I can tell you that, when my husband was diagnosed with PC (age 53), it was a big surprise to me that middle-aged people get this disease.  And when I found out about the PC, I didn’t think it was a serious illness. After all, my husband’s urologist told us first thing, “Nobody dies of this”.

Too bad it isn’t true.

We have to face the fact that prostate cancer suffers from an image probem — it’s viewed as a “geezer’s disease” It’s true that the average man at diagnosis is 69, and people aren’t that sympathetic to diseases of the elderly.  So what I am proposing is that, in order to tug at people’s heartstrings, we showcase the “youngsters” among us.  Plaster their faces everywhere.

I remember when breast cancer awareness came about in a big way.  The BC advocates used shock value — they put pictures of women without breasts or with mutilated breasts in widely circulated magazines.  So people couldn’t look away. 

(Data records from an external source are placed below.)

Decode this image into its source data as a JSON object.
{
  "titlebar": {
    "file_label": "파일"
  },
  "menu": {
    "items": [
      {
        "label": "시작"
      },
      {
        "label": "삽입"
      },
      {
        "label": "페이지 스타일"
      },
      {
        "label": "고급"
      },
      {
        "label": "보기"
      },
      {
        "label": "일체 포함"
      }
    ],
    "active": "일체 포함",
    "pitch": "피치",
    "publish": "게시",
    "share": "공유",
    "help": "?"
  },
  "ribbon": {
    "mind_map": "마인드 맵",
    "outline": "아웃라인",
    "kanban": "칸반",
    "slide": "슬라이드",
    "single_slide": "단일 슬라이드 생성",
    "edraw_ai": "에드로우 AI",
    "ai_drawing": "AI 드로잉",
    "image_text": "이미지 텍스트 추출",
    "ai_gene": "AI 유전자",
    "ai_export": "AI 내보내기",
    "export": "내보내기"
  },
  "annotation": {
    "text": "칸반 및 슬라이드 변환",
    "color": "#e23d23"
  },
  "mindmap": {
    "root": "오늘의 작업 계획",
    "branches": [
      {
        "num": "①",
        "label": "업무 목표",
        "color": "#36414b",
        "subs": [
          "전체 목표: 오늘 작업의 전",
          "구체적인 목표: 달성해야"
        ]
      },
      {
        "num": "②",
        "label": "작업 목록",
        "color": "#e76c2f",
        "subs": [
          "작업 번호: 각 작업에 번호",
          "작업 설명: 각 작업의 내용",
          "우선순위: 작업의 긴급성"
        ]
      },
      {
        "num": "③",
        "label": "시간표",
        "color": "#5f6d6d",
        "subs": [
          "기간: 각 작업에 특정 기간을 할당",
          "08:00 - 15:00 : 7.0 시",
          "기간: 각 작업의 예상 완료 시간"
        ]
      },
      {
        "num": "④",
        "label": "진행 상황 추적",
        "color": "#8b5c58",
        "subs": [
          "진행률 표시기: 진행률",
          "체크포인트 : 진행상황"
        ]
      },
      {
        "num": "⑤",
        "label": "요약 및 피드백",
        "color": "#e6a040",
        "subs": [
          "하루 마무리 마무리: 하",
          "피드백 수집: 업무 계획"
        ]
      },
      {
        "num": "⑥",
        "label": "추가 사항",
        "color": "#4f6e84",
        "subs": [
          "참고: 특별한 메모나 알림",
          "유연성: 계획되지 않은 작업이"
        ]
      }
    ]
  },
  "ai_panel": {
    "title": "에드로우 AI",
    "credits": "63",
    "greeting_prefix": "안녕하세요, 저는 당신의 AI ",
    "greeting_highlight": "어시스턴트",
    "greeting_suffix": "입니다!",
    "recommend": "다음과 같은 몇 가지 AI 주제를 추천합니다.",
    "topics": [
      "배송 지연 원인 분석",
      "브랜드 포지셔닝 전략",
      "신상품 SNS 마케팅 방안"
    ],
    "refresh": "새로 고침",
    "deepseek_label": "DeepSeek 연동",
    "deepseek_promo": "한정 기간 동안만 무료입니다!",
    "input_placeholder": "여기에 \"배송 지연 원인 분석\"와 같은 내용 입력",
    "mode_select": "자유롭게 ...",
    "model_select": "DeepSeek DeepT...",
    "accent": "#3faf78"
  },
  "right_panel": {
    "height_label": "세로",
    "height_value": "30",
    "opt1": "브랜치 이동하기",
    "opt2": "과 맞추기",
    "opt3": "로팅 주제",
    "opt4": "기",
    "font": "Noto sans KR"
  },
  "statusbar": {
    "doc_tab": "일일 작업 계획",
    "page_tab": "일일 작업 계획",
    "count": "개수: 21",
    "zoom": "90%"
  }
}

What we need to do to to awaken the public to the scourge that is prostate cancer is to show the world photos of our young, handsome, athletic men  in their 40’s and 50’s who are afflicted with PC. Fathers, most of them .  Let them speak about the grueling treatments they have endured.   Chemotherapy and chemical castration, among them.

Will anybody then say that prostate cancer is a trivial disease

I have been thinking for a long time that what we need for PC is our own Michael J. Fox.  He’s the actor who put Parkinson’s Disease on the map.  Parkinson’s is an illness that affects mostly older people — just like PC — but it doesn’t *exclusively*affect the elderly.  So here comes a young, attractive celebrity who makes himself a spokesman for Parkinson’s.  Does it matter that Michael J. Fox doesn’t fit the description of the average patient who is diagnosed with Parkinson’s?  No.

How many of you have NOT heard Michael J. Fox speaking out about his Parkinson’s?

Optimally we could get a *young*, well-known person to do for PC what Fox has done for Parkinson’s.  You need to find someone who is brave enough to speak out in public.  This is not an easy task, but it’s possible.  I have to admit to having a “fantasy” PC spokesman in my mind — somebody who’s strikingly handsome, silver-tongued, young and African-American (because they are more susceptible).  Unfortunately, this person, Barack Obama, is already taken! 

Maybe what we need to do is *DIVIDE* prostate cancer into TWO diseases: one, “Juvenile PC” or “Junior PC” :-)), which strikes at and kills *young* men.  The other, more benign cases, could be called just plain “Prostate Cancer”.  I am serious about this.  This is similar to breast cancer, where people differentiate between pre-menopausal and post-menopausal women.  The younger women are a minority of BC patients, but they are the ones who get our sympathy and attention.

You mature guys, I hope you know not to take this personally.  The rising tide lifts all boats.